Anastazja ma 20 lat. Kocha komiksy, gorącą czekoladę, a także podoba jej się mieszkający w okolicy chłopak. Byłaby w stanie zrobić dla niego wszystko, gdyby nie to, że jest przykuta do wózka inwalidzkiego. Oprócz ojca i siostry, nie ma zbyt wielu kompanów. A jednak to nie jest dzieło o kolejnej depresji spowodowanej niepełnosprawnością. Obejrzyj film "Święto ognia" na podstawie książki Jakuba Małeckiego i zobacz, że pomimo trudności da się z życia czerpać wiele.
Obok Nastki, obserwujemy starania jej siostry, Łucji. Ona także ma marzenie: to wschodząca gwiazda Baletu Narodowego i właśnie stanęła u progu wielkiej kariery. Mordercze treningi pod okiem trenerki oraz prowadzącego teatr okupuje kontuzją, która może wszystko przerwać.
Do tego Anastazję samotnie wychowuje ojciec, Poldek, który był świadkiem, jak jego żona ugina się pod ciężarem choroby psychicznej. Ożywienie w życie trojga z nich wprowadza Józefina, nowa sąsiadka, której energia wprost zaraża entuzjazmem. Nastki przy niej nie powstrzyma nawet porażenie mózgowe, aby stanąć do matury i podjąć wyzwanie. Łucja upora się z własnym perfekcjonizmem i będzie starała się podbić największą scenę baletową w Polsce. A Poldek… być może odnajdzie nową towarzyszkę życia.
Taki właśnie jest film "Święto ognia".
"Święto ognia"... film, który jest czymś na pograniczu. Jest w nim i trochę realizmu, ale też dopełnia to metafizyką. Trochę znajduje się tu bólu, ale też i zachwytu. Jeśli pamiętacie film "Moje córki krowy" oraz jego prequel "Zupa nic" albo produkcję "Zabawa, zabawa", która najmocniej w ostatnim czasie opisała problem alkoholizmu wielopokoleniowego wśród kobiet... to wiecie, o czym mowa. Kinga Dębska przechodzi między nastrojem bardzo poważnym a na wskroś pokrzepiającym. A jak dokładniej o tym powiedzieć, jeśli nie przez pryzmat niepełnosprawności, kruchości człowieka, ale też godności i potrzebie bliskości.

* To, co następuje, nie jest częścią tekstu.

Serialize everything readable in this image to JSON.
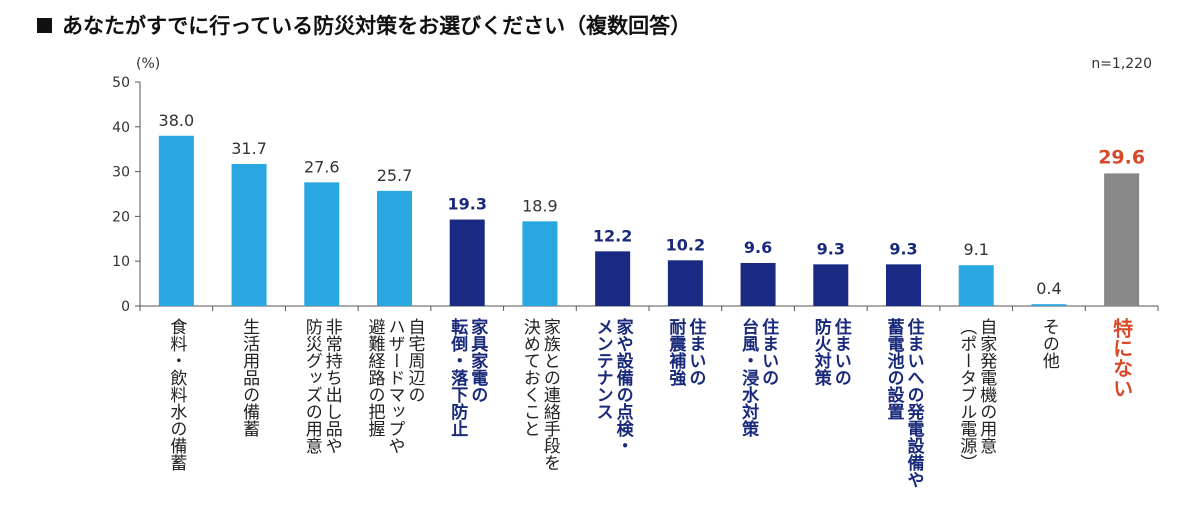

To film o siostrach, lecz inny niż "Dwie siostry", o których mogliście usłyszeć podczas 49. Festiwalu Polskich Filmów Fabularnych w Gdyni. O ich cielesności i emocjonalności. O wykluczeniu, które nie zawsze jest brutalne, ale bywa nieuchwytne i bolesne. I o tańcu – jako metaforze życia, walki, marzeń.
Nastka (w tej roli debiutująca Joanna Jakubik) i Łucja (Katarzyna Sawczuk) to duet, który nadaje dynamiki całej otoczce fabularnej, przy mocnym wsparciu trzech postaci, które najczęściej będą nam rzucać się w oczy. Anastazja jest osobą z niepełnosprawnością. Nie mówi, porusza się na wózku inwalidzkim. Jej świat ogranicza się do pokoju, widoku z okna, mocnych odczuć, choćby dotyku bliskich, a także głęboko zakorzenionej wewnętrznej wrażliwości. Kinga Dębska do zobrazowania jej wybrała motyw narracji z offu, gdzie lektorka naczytuje, co myśli Nastka, mówiąc w sposób narracyjny. Dziewczyna widzi wszystko, mimo fizycznych i zdrowotnych barier. Jest przekaźniczką i duchem domu.
Łucja może cieszyć się zdrowiem, natomiast kiedy jednak je mamy, to często w imię marzeń narażamy je po wielokroć. Nasza baletnica – młoda, zdolna, ambitna – radzi sobie, jest utalentowana, ale też targana napięciem i lękiem, które tylko podsycają zły nastrój. Łucja źle znosi porażki, kontuzje, wszystko, co mogłoby zatrzymać jej rozwój. Jej ciało jest w ruchu, wydaje się być na wskroś przygotowane, lecz emocje, jakie w sobie skrywa, są zupełnie różne niż jej siostry.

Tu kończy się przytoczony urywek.